With all these examples, it is easy to say that technology is bad and if we don't do something we will all be replaced by some automated system that will do everything for us. Journalists, for instance, fear the new advances in automated reporting and data based publishing.
But will that actually happen?
One argument is that we only have to look at the unemployment rate. The graph below, using data from the U.S. Bureau of Labor Statistics, certainly shows a much higher unemployment rate today, and a trend curve pointing to that more and more people will be out of a job (55% higher today than in 1948).

There are, however, two factors we have to consider when looking at this graph. One is that we have also seen a 78% increase in salaries, causing the cost of doing business to increase, and thus putting an added pressure on businesses to do the same work with less people.
The other factor is even more profound. From 1948 and until today, the population of the USA has doubled. With twice as many people, all requiring a job, it's remarkable that the unemployment rate isn't higher. On top of this, the worker productivity rate has dropped as well. In the first quarter of 2012 alone, productivity dropped 0.9%.
Would there be more jobs if we still needed people to place bowling pins and manually move wires every time we wanted to make a phone call? Sure, but only if we also accepted a lower salary.
Technology is not what's causing unemployment. What's causing it is drastically more people demanding bigger pay-checks, and working less. Businesses simply cannot afford it, so they turn to technology to keep the cost at a profitable level.
Of course, people then argue that they have to earn more money, because the products we buy are more expensive every year, which is true. But that is the vicious cycle we are in. Cost goes up, companies increase their prices and lays off people. This results in more expensive goods that cause people to demand higher salaries, causing the cost to go up, causing companies to increase their prices again, and fire even more people.
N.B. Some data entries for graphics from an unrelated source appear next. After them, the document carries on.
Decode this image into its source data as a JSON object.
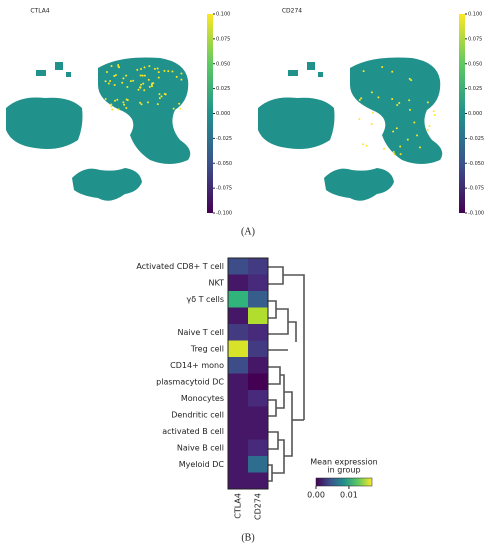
{
  "panel_labels": [
    "(A)",
    "(B)"
  ],
  "chart_data": [
    {
      "type": "umap",
      "title": "CTLA4",
      "clim": [
        -0.1,
        0.1
      ],
      "cticks": [
        {
          "value": 0.1,
          "label": "0.100"
        },
        {
          "value": 0.075,
          "label": "0.075"
        },
        {
          "value": 0.05,
          "label": "0.050"
        },
        {
          "value": 0.025,
          "label": "0.025"
        },
        {
          "value": 0,
          "label": "0.000"
        },
        {
          "value": -0.025,
          "label": "-0.025"
        },
        {
          "value": -0.05,
          "label": "-0.050"
        },
        {
          "value": -0.075,
          "label": "-0.075"
        },
        {
          "value": -0.1,
          "label": "-0.100"
        }
      ]
    },
    {
      "type": "umap",
      "title": "CD274",
      "clim": [
        -0.1,
        0.1
      ],
      "cticks": [
        {
          "value": 0.1,
          "label": "0.100"
        },
        {
          "value": 0.075,
          "label": "0.075"
        },
        {
          "value": 0.05,
          "label": "0.050"
        },
        {
          "value": 0.025,
          "label": "0.025"
        },
        {
          "value": 0,
          "label": "0.000"
        },
        {
          "value": -0.025,
          "label": "-0.025"
        },
        {
          "value": -0.05,
          "label": "-0.050"
        },
        {
          "value": -0.075,
          "label": "-0.075"
        },
        {
          "value": -0.1,
          "label": "-0.100"
        }
      ]
    },
    {
      "type": "heatmap",
      "categories": [
        "Activated CD8+ T cell",
        "NKT",
        "γδ T cells",
        null,
        "Naive T cell",
        "Treg cell",
        "CD14+ mono",
        "plasmacytoid DC",
        "Monocytes",
        "Dendritic cell",
        "activated B cell",
        "Naive B cell",
        "Myeloid DC",
        null
      ],
      "series": [
        {
          "name": "CTLA4",
          "values": [
            0.004,
            0.001,
            0.011,
            0.001,
            0.003,
            0.016,
            0.004,
            0.001,
            0.001,
            0.001,
            0.001,
            0.001,
            0.001,
            0.001
          ]
        },
        {
          "name": "CD274",
          "values": [
            0.003,
            0.002,
            0.005,
            0.015,
            0.002,
            0.003,
            0.001,
            0.0,
            0.002,
            0.001,
            0.001,
            0.002,
            0.006,
            0.001
          ]
        }
      ],
      "colorbar_label": [
        "Mean expression",
        "in group"
      ],
      "clim": [
        0,
        0.017
      ],
      "cticks": [
        {
          "value": 0,
          "label": "0.00"
        },
        0.01
      ]
    }
  ]
}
And this is where the other argument comes into play. The argument is that, without our advances in technology, this vicious cycle would run amok. Without technology, companies would not be capable of cutting cost of manufacturing, and as such would have to increase the price of their products even more. And the numbers certainly supports that theory.
Without the advances in technology, our increase in population, salary growth, and productivity decrease, would simply not be sustainable.
But there is also another factor at play. Technology is allowing us to expand the scope of what each one of us can engage with. This is nothing new. Before the industrial age, people bought few products at a low rate. You didn't buy new clothes, shoes, apps, or games every other week. But the industrial revolution completely changed that. After the industrial revolution, the number of different products people sold and the frequency at which they bought them at, exploded.
And this is exactly what is happening again with the connected world. In the past, people purchased one or two newspapers. Now people use even more money, on a much greater variety of content and at a much higher frequency than ever before.
This fundamentally changes how we do business and causes an explosion in new opportunities and jobs. While the industrial revolution put a lot of people out of a job, this expansion of the market into many new fields caused the unemployment numbers to stay largely the same - even as the population numbers doubled.
The shift that we are seeing today is extremely short term. The newspapers are struggling because they operate without the efficiency of the new world - just like old businesses could not compete with the industrialized businesses in the 1800s.
It causes a lot of jobs to disappear, and entire industries are becoming obsolete. But in the long term, the trends that we see today will cause a new explosion in new industries, new services, and new products.
But the biggest trend of them all is that we are removing the middlemen. We removed the people who manually placed bowling pins, and we removed the people who manually connected our phones.
As we become ever more efficient, in a directly connected world, we will shift towards a world of creators buying and selling directly from each other.